Ai-je raison de penser que l’Allemagne a gagné ? Penserais-je différemment si j’étais allemand ? D’ailleurs une victoire est-elle définitive ? Un système ne tend-il pas à s’ajuster en fonction des événements ?

Logique de la gauche

Un tortueux enchaînement de pensées m’a amené à me demander si la gauche n’est pas une machine à nous imposer de beaux principes théoriques. Mais y a-t-il une logique derrière ces principes ?

L’insistance sur le droit des immigrés signifie probablement que la gauche pourrait en avoir contre la notion de citoyen, donc de nation. « Droits de l’homme » signifiant l’impossibilité de tout édifice social ? Idéal d’Hegel et de Marx d’une fin de l’histoire où tous les hommes seraient frères ? Mais pourquoi alors cette insistance sur la culture, concept social par excellence ? La gauche penserait-elle qu’il y a une culture unique, qui serait celle de la société finale ?

À creuser

Compléments :

Le retour de la raison

Ce blog ne connaît que des méandres : ma réflexion sur ce qui guide la gauche me fait approuver les néoconservateurs :

Ils avaient sans doute raison de penser que la gauche, ayant instrumentalisé le bien et le mal, était parvenue à faire que notre morale soit de son bord. Mais, je continue à leur reprocher d’avoir voulu utiliser les mêmes procédés à leur profit.
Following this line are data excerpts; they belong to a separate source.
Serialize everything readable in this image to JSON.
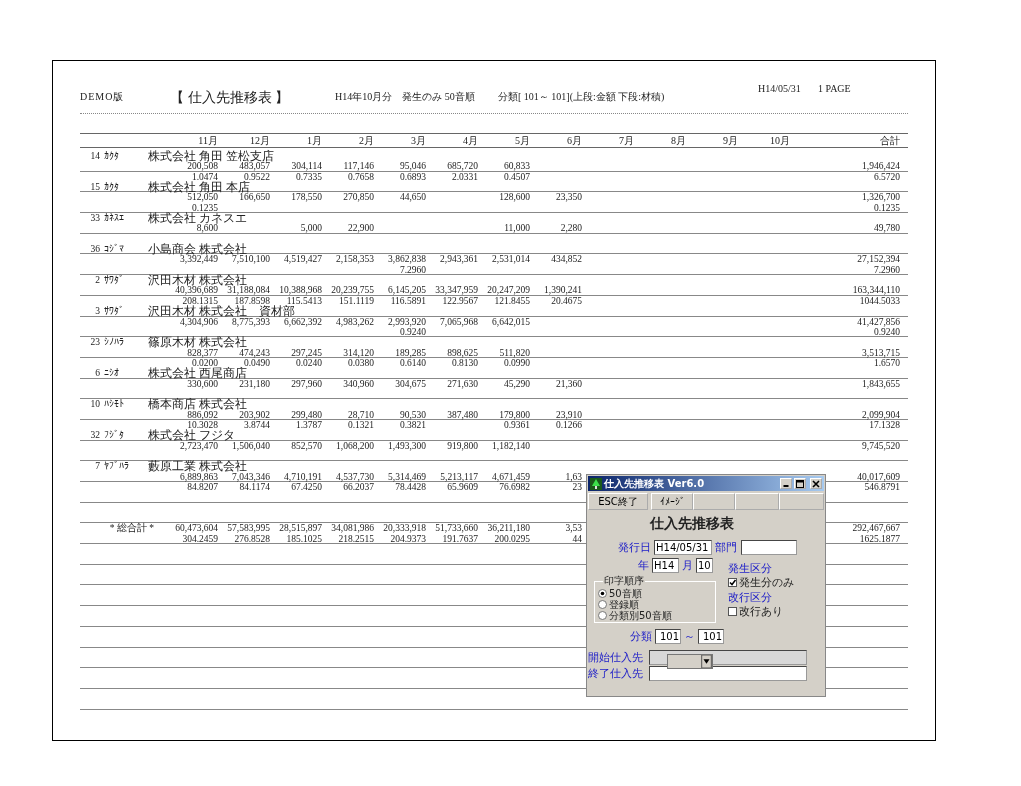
{
  "report": {
    "edition": "DEMO版",
    "title": "【 仕入先推移表 】",
    "period": "H14年10月分　発生のみ 50音順",
    "classification": "分類[ 101～ 101](上段:金額 下段:材積)",
    "date": "H14/05/31",
    "page": "1 PAGE",
    "columns": [
      "11月",
      "12月",
      "1月",
      "2月",
      "3月",
      "4月",
      "5月",
      "6月",
      "7月",
      "8月",
      "9月",
      "10月",
      "合計"
    ],
    "suppliers": [
      {
        "code": "14",
        "kana": "ｶｸﾀ",
        "name": "株式会社 角田 笠松支店",
        "amounts": {
          "nov": "200,508",
          "dec": "483,057",
          "jan": "304,114",
          "feb": "117,146",
          "mar": "95,046",
          "apr": "685,720",
          "may": "60,833",
          "total": "1,946,424"
        },
        "ratios": {
          "nov": "1.0474",
          "dec": "0.9522",
          "jan": "0.7335",
          "feb": "0.7658",
          "mar": "0.6893",
          "apr": "2.0331",
          "may": "0.4507",
          "total": "6.5720"
        }
      },
      {
        "code": "15",
        "kana": "ｶｸﾀ",
        "name": "株式会社 角田 本店",
        "amounts": {
          "nov": "512,050",
          "dec": "166,650",
          "jan": "178,550",
          "feb": "270,850",
          "mar": "44,650",
          "may": "128,600",
          "jun": "23,350",
          "total": "1,326,700"
        },
        "ratios": {
          "nov": "0.1235",
          "total": "0.1235"
        }
      },
      {
        "code": "33",
        "kana": "ｶﾈｽｴ",
        "name": "株式会社 カネスエ",
        "amounts": {
          "nov": "8,600",
          "jan": "5,000",
          "feb": "22,900",
          "may": "11,000",
          "jun": "2,280",
          "total": "49,780"
        }
      },
      {
        "code": "36",
        "kana": "ｺｼﾞﾏ",
        "name": "小島商会 株式会社",
        "amounts": {
          "nov": "3,392,449",
          "dec": "7,510,100",
          "jan": "4,519,427",
          "feb": "2,158,353",
          "mar": "3,862,838",
          "apr": "2,943,361",
          "may": "2,531,014",
          "jun": "434,852",
          "total": "27,152,394"
        },
        "ratios": {
          "mar": "7.2960",
          "total": "7.2960"
        }
      },
      {
        "code": "2",
        "kana": "ｻﾜﾀﾞ",
        "name": "沢田木材 株式会社",
        "amounts": {
          "nov": "40,396,689",
          "dec": "31,188,084",
          "jan": "10,388,968",
          "feb": "20,239,755",
          "mar": "6,145,205",
          "apr": "33,347,959",
          "may": "20,247,209",
          "jun": "1,390,241",
          "total": "163,344,110"
        },
        "ratios": {
          "nov": "208.1315",
          "dec": "187.8598",
          "jan": "115.5413",
          "feb": "151.1119",
          "mar": "116.5891",
          "apr": "122.9567",
          "may": "121.8455",
          "jun": "20.4675",
          "total": "1044.5033"
        }
      },
      {
        "code": "3",
        "kana": "ｻﾜﾀﾞ",
        "name": "沢田木材 株式会社　資材部",
        "amounts": {
          "nov": "4,304,906",
          "dec": "8,775,393",
          "jan": "6,662,392",
          "feb": "4,983,262",
          "mar": "2,993,920",
          "apr": "7,065,968",
          "may": "6,642,015",
          "total": "41,427,856"
        },
        "ratios": {
          "mar": "0.9240",
          "total": "0.9240"
        }
      },
      {
        "code": "23",
        "kana": "ｼﾉﾊﾗ",
        "name": "篠原木材 株式会社",
        "amounts": {
          "nov": "828,377",
          "dec": "474,243",
          "jan": "297,245",
          "feb": "314,120",
          "mar": "189,285",
          "apr": "898,625",
          "may": "511,820",
          "total": "3,513,715"
        },
        "ratios": {
          "nov": "0.0200",
          "dec": "0.0490",
          "jan": "0.0240",
          "feb": "0.0380",
          "mar": "0.6140",
          "apr": "0.8130",
          "may": "0.0990",
          "total": "1.6570"
        }
      },
      {
        "code": "6",
        "kana": "ﾆｼｵ",
        "name": "株式会社 西尾商店",
        "amounts": {
          "nov": "330,600",
          "dec": "231,180",
          "jan": "297,960",
          "feb": "340,960",
          "mar": "304,675",
          "apr": "271,630",
          "may": "45,290",
          "jun": "21,360",
          "total": "1,843,655"
        }
      },
      {
        "code": "10",
        "kana": "ﾊｼﾓﾄ",
        "name": "橋本商店 株式会社",
        "amounts": {
          "nov": "886,092",
          "dec": "203,902",
          "jan": "299,480",
          "feb": "28,710",
          "mar": "90,530",
          "apr": "387,480",
          "may": "179,800",
          "jun": "23,910",
          "total": "2,099,904"
        },
        "ratios": {
          "nov": "10.3028",
          "dec": "3.8744",
          "jan": "1.3787",
          "feb": "0.1321",
          "mar": "0.3821",
          "may": "0.9361",
          "jun": "0.1266",
          "total": "17.1328"
        }
      },
      {
        "code": "32",
        "kana": "ﾌｼﾞﾀ",
        "name": "株式会社 フジタ",
        "amounts": {
          "nov": "2,723,470",
          "dec": "1,506,040",
          "jan": "852,570",
          "feb": "1,068,200",
          "mar": "1,493,300",
          "apr": "919,800",
          "may": "1,182,140",
          "total": "9,745,520"
        }
      },
      {
        "code": "7",
        "kana": "ﾔﾌﾞﾊﾗ",
        "name": "藪原工業 株式会社",
        "amounts": {
          "nov": "6,889,863",
          "dec": "7,043,346",
          "jan": "4,710,191",
          "feb": "4,537,730",
          "mar": "5,314,469",
          "apr": "5,213,117",
          "may": "4,671,459",
          "jun": "1,63",
          "total": "40,017,609"
        },
        "ratios": {
          "nov": "84.8207",
          "dec": "84.1174",
          "jan": "67.4250",
          "feb": "66.2037",
          "mar": "78.4428",
          "apr": "65.9609",
          "may": "76.6982",
          "jun": "23",
          "total": "546.8791"
        }
      }
    ],
    "totals": {
      "label": "* 総合計 *",
      "amounts": {
        "nov": "60,473,604",
        "dec": "57,583,995",
        "jan": "28,515,897",
        "feb": "34,081,986",
        "mar": "20,333,918",
        "apr": "51,733,660",
        "may": "36,211,180",
        "jun": "3,53",
        "total": "292,467,667"
      },
      "ratios": {
        "nov": "304.2459",
        "dec": "276.8528",
        "jan": "185.1025",
        "feb": "218.2515",
        "mar": "204.9373",
        "apr": "191.7637",
        "may": "200.0295",
        "jun": "44",
        "total": "1625.1877"
      }
    }
  },
  "dialog": {
    "title": "仕入先推移表 Ver6.0",
    "toolbar": [
      {
        "kind": "text",
        "label": "ESC終了"
      },
      {
        "kind": "text",
        "label": "ｲﾒｰｼﾞ"
      },
      {
        "kind": "blank"
      },
      {
        "kind": "blank"
      },
      {
        "kind": "blank"
      }
    ],
    "form_title": "仕入先推移表",
    "issue_date": {
      "label": "発行日",
      "value": "H14/05/31"
    },
    "department": {
      "label": "部門"
    },
    "year": {
      "label": "年",
      "value": "H14"
    },
    "month": {
      "label": "月",
      "value": "10"
    },
    "print_order": {
      "label": "印字順序",
      "options": [
        {
          "label": "50音順",
          "selected": true
        },
        {
          "label": "登録順",
          "selected": false
        },
        {
          "label": "分類別50音順",
          "selected": false
        }
      ]
    },
    "occurrence": {
      "label": "発生区分",
      "checkbox": {
        "label": "発生分のみ",
        "checked": true
      }
    },
    "page_break": {
      "label": "改行区分",
      "checkbox": {
        "label": "改行あり",
        "checked": false
      }
    },
    "category": {
      "label": "分類",
      "from": "101",
      "separator": "～",
      "to": "101"
    },
    "start_supplier": {
      "label": "開始仕入先",
      "disabled": true
    },
    "end_supplier": {
      "label": "終了仕入先",
      "disabled": false
    }
  }
}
Bref, d’un côté comme dans l’autre, on ne nous croit bons qu’au sophisme et au lavage de cerveau. Que signifierait une humanité qui utilise sa raison, comme le voulaient les Lumières ?

Il faut sortir de l’éthique des valeurs, et analyser les conséquences que peuvent avoir nos beaux principes. Comment prévoir ? 4 idées :

  1. Pas de décision sans débat.
  2. Voir si la science n’a pas quelque chose à dire sur le sujet, si elle ne condamne pas certaines options.
  3. Identifier les principes sur lesquels repose notre société et regarder s’il n’y a pas incompatibilité entre nos décisions et eux. Et, si oui, chercher à les faire s’entendre. À défaut d’entente, l’élimination du principe initial sera faite en connaissance de cause.
  4. Surtout, dans la mesure du possible, contrôler que les conséquences désirées surviennent comme prévu.

lundi 22 février 2010

Obama se fait des amis ?

Les réformes de B.Obama sont dans une mauvaise passe. Non seulement son camp se comporte de manière irresponsable, mais il a perdu le sénateur sans lequel ses lois n’ont aucune chance. La situation semble si désespérée qu'une vague de sénateurs démocrates déclare forfait pour les prochaines élections.
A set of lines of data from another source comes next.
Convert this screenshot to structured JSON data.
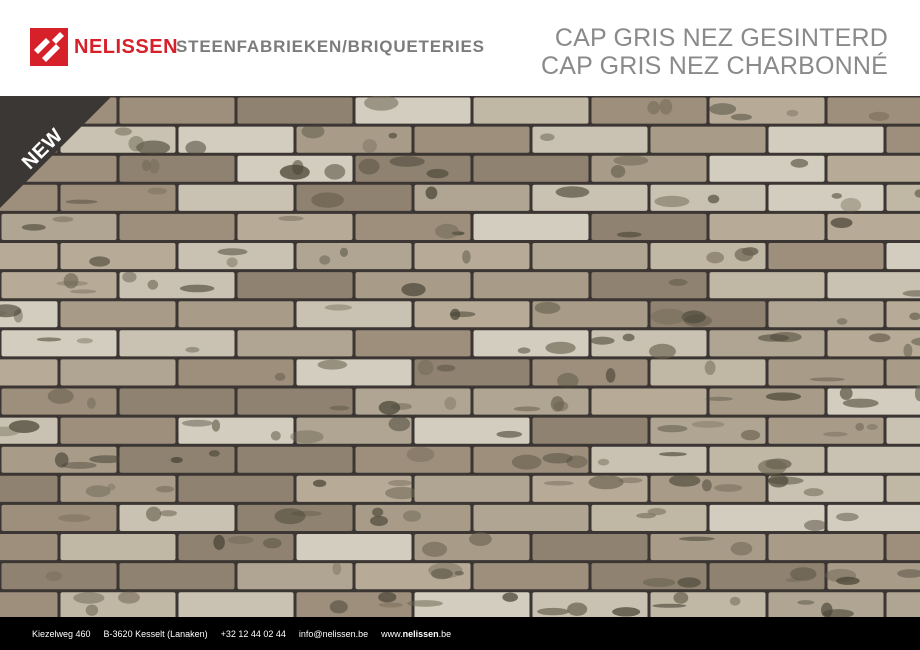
{
  "brand": {
    "name": "NELISSEN",
    "subtitle": "STEENFABRIEKEN/BRIQUETERIES",
    "logo_colors": {
      "red": "#d6202a",
      "white": "#ffffff"
    }
  },
  "title": {
    "line1": "CAP GRIS NEZ GESINTERD",
    "line2": "CAP GRIS NEZ CHARBONNÉ"
  },
  "badge": {
    "label": "NEW",
    "color": "#3a3735"
  },
  "product_image": {
    "description_icon": "brick-wall-swatch"
  },
  "footer": {
    "address": "Kiezelweg 460",
    "city": "B-3620 Kesselt (Lanaken)",
    "phone": "+32 12 44 02 44",
    "email": "info@nelissen.be",
    "web_prefix": "www.",
    "web_domain": "nelissen",
    "web_suffix": ".be"
  },
  "colors": {
    "brand_red": "#d6202a",
    "title_grey": "#8a8a8a",
    "footer_bg": "#000000",
    "mortar": "#3b3633"
  }
}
Que faire quand on a besoin de la collaboration de l’ennemi, mais que celui-ci veut vous faire perdre ?

Rejouer la tactique chinoise, ou afghane, c'est-à-dire devenir méchant. Plutôt que de chercher à se faire des amis des Républicains, Obama semble vouloir leur faire perdre les prochaines élections.

But Mr Obama doesn't need many Republican defectors: having all the Democrats plus one Republican on his side would do the trick. The president badly needs something that either looks like a victory or, and perhaps this could be more important in an election year, something that allows him to paint the Republicans as the bad guys.

Ce qui pourrait les encourager à voter ses lois.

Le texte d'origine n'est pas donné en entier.